Es verdad que las consultas electorales celebradas después de marzo de 2004 han tenido una apariencia más normal y equilibrada, me refiero especialmente a las elecciones europeas de junio de 2004 y a las municipales y autonómicas de mayo de 2007, pero los altos índices de abstención observados son indicativos del disgusto y de la falta de motivación de los ciudadanos. Nadie pareció tomar nota de ello y todo apuntaba a que continuaría el viejo discurso de rojos y nacionales. Pero el verano de 2007 nos sorprendió con una crisis financiera cuyas consecuencias son difíciles de prever: malas en todo caso.

La crisis sobrevenida, producto típico del capitalismo financiero dominante, ha sembrado el temor y la desconfianza y debería haber obligado a los políticos a cambiar de discurso. Hay algunos intentos, pero los que gobiernan se obstinan en negar la realidad y los que se oponen no se resisten a cargar las tintas, aunque deslizan algunas propuestas para frenar los efectos adversos de la crisis. La confusión y el desánimo no parecen fáciles de conjurar, pero las elecciones obligan a decidir entre un conjunto de males.

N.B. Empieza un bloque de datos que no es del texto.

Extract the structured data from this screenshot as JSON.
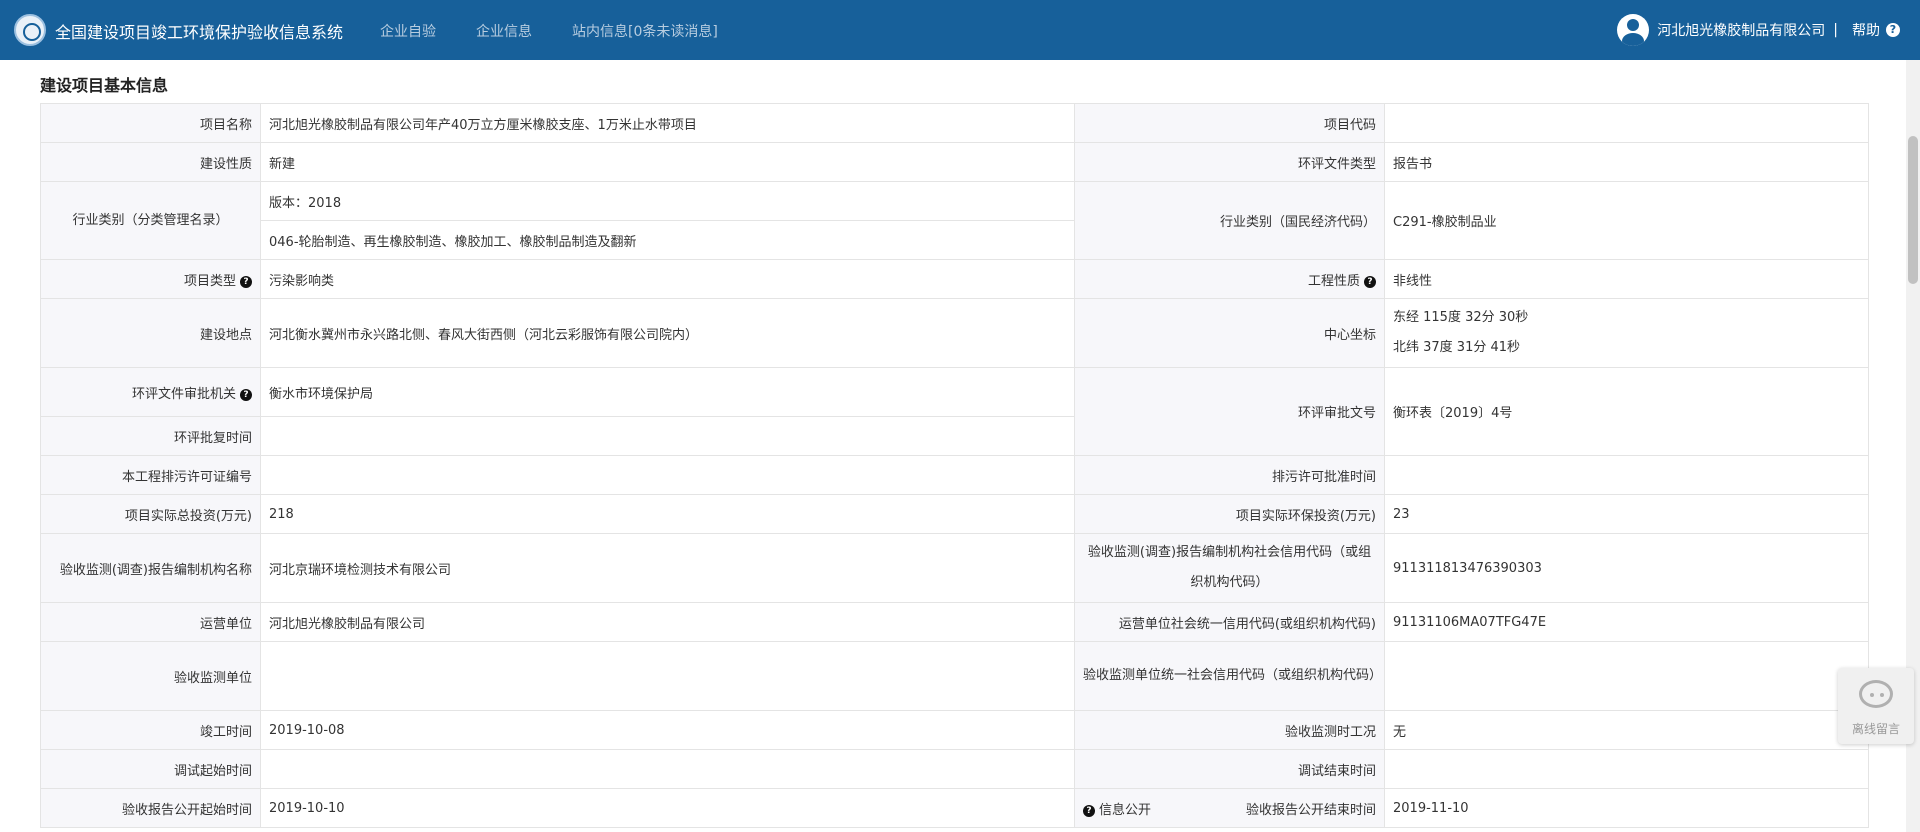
{
  "header": {
    "app_title": "全国建设项目竣工环境保护验收信息系统",
    "nav": [
      "企业自验",
      "企业信息",
      "站内信息[0条未读消息]"
    ],
    "user": "河北旭光橡胶制品有限公司",
    "separator": "|",
    "help": "帮助",
    "help_icon_glyph": "?"
  },
  "section_title": "建设项目基本信息",
  "q_glyph": "?",
  "rows": {
    "project_name": {
      "label": "项目名称",
      "value": "河北旭光橡胶制品有限公司年产40万立方厘米橡胶支座、1万米止水带项目"
    },
    "project_code": {
      "label": "项目代码",
      "value": ""
    },
    "construction_nature": {
      "label": "建设性质",
      "value": "新建"
    },
    "eia_doc_type": {
      "label": "环评文件类型",
      "value": "报告书"
    },
    "industry_mgmt": {
      "label": "行业类别（分类管理名录）",
      "version": "版本：2018",
      "value": "046-轮胎制造、再生橡胶制造、橡胶加工、橡胶制品制造及翻新"
    },
    "industry_econ": {
      "label": "行业类别（国民经济代码）",
      "value": "C291-橡胶制品业"
    },
    "project_type": {
      "label": "项目类型",
      "value": "污染影响类"
    },
    "engineering_nature": {
      "label": "工程性质",
      "value": "非线性"
    },
    "location": {
      "label": "建设地点",
      "value": "河北衡水冀州市永兴路北侧、春风大街西侧（河北云彩服饰有限公司院内）"
    },
    "center_coord": {
      "label": "中心坐标",
      "lon": "东经 115度 32分 30秒",
      "lat": "北纬 37度 31分 41秒"
    },
    "eia_approval_org": {
      "label": "环评文件审批机关",
      "value": "衡水市环境保护局"
    },
    "eia_approval_no": {
      "label": "环评审批文号",
      "value": "衡环表〔2019〕4号"
    },
    "eia_reply_time": {
      "label": "环评批复时间",
      "value": ""
    },
    "permit_no": {
      "label": "本工程排污许可证编号",
      "value": ""
    },
    "permit_time": {
      "label": "排污许可批准时间",
      "value": ""
    },
    "total_invest": {
      "label": "项目实际总投资(万元)",
      "value": "218"
    },
    "env_invest": {
      "label": "项目实际环保投资(万元)",
      "value": "23"
    },
    "report_org": {
      "label": "验收监测(调查)报告编制机构名称",
      "value": "河北京瑞环境检测技术有限公司"
    },
    "report_org_code": {
      "label": "验收监测(调查)报告编制机构社会信用代码（或组织机构代码）",
      "value": "911311813476390303"
    },
    "operator": {
      "label": "运营单位",
      "value": "河北旭光橡胶制品有限公司"
    },
    "operator_code": {
      "label": "运营单位社会统一信用代码(或组织机构代码)",
      "value": "91131106MA07TFG47E"
    },
    "monitor_org": {
      "label": "验收监测单位",
      "value": ""
    },
    "monitor_org_code": {
      "label": "验收监测单位统一社会信用代码（或组织机构代码）",
      "value": ""
    },
    "completion_time": {
      "label": "竣工时间",
      "value": "2019-10-08"
    },
    "monitor_condition": {
      "label": "验收监测时工况",
      "value": "无"
    },
    "debug_start": {
      "label": "调试起始时间",
      "value": ""
    },
    "debug_end": {
      "label": "调试结束时间",
      "value": ""
    },
    "publish_start": {
      "label": "验收报告公开起始时间",
      "value": "2019-10-10"
    },
    "info_public": {
      "label": "信息公开"
    },
    "publish_end": {
      "label": "验收报告公开结束时间",
      "value": "2019-11-10"
    }
  },
  "chat_widget": {
    "label": "离线留言"
  }
}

A pesar de su definición constitucional como monarquía parlamentaria, el régimen de la Constitución de 1978 ha venido funcionando como un sistema seudopresidencialista en el que se termina eligiendo al futuro jefe de Gobierno y hay dos candidatos para ello, Zapatero y Rajoy. El margen de maniobra del elector es muy limitado, convirtiendo su elección en algo personal. Por encima de las viejas historias de rojos y nacionales, de la hojarasca propagandística y de las promesas vanas, el español preocupado por la crisis económica y su propio porvenir vital y familiar se ve obligado a decidir entre dos personas, para resolver cuál de ellas estaría más capacitada para gestionar el poder público en tiempos difíciles. Aunque parezca simplista, el 9 de marzo se ha convertido en una cuestión de confianza personal y no partidaria. Caveant consules

*Manuel Muela es economista.

Es deseable que las elecciones generales se celebren con normalidad, superando la grave anomalía de las de marzo de 2004, para poder constatar si la política española se va desprendiendo del voto de la memoria y da paso al dinamismo electoral propio de las democracias desarrolladas, en las que el trasvase de votos entre partidos es una práctica habitual. Porque, al fin y a la postre, lo que se pide al elector es que haga una demostración de confianza, no de fe, en aquellos que considere más capacitados para administrar el poder público.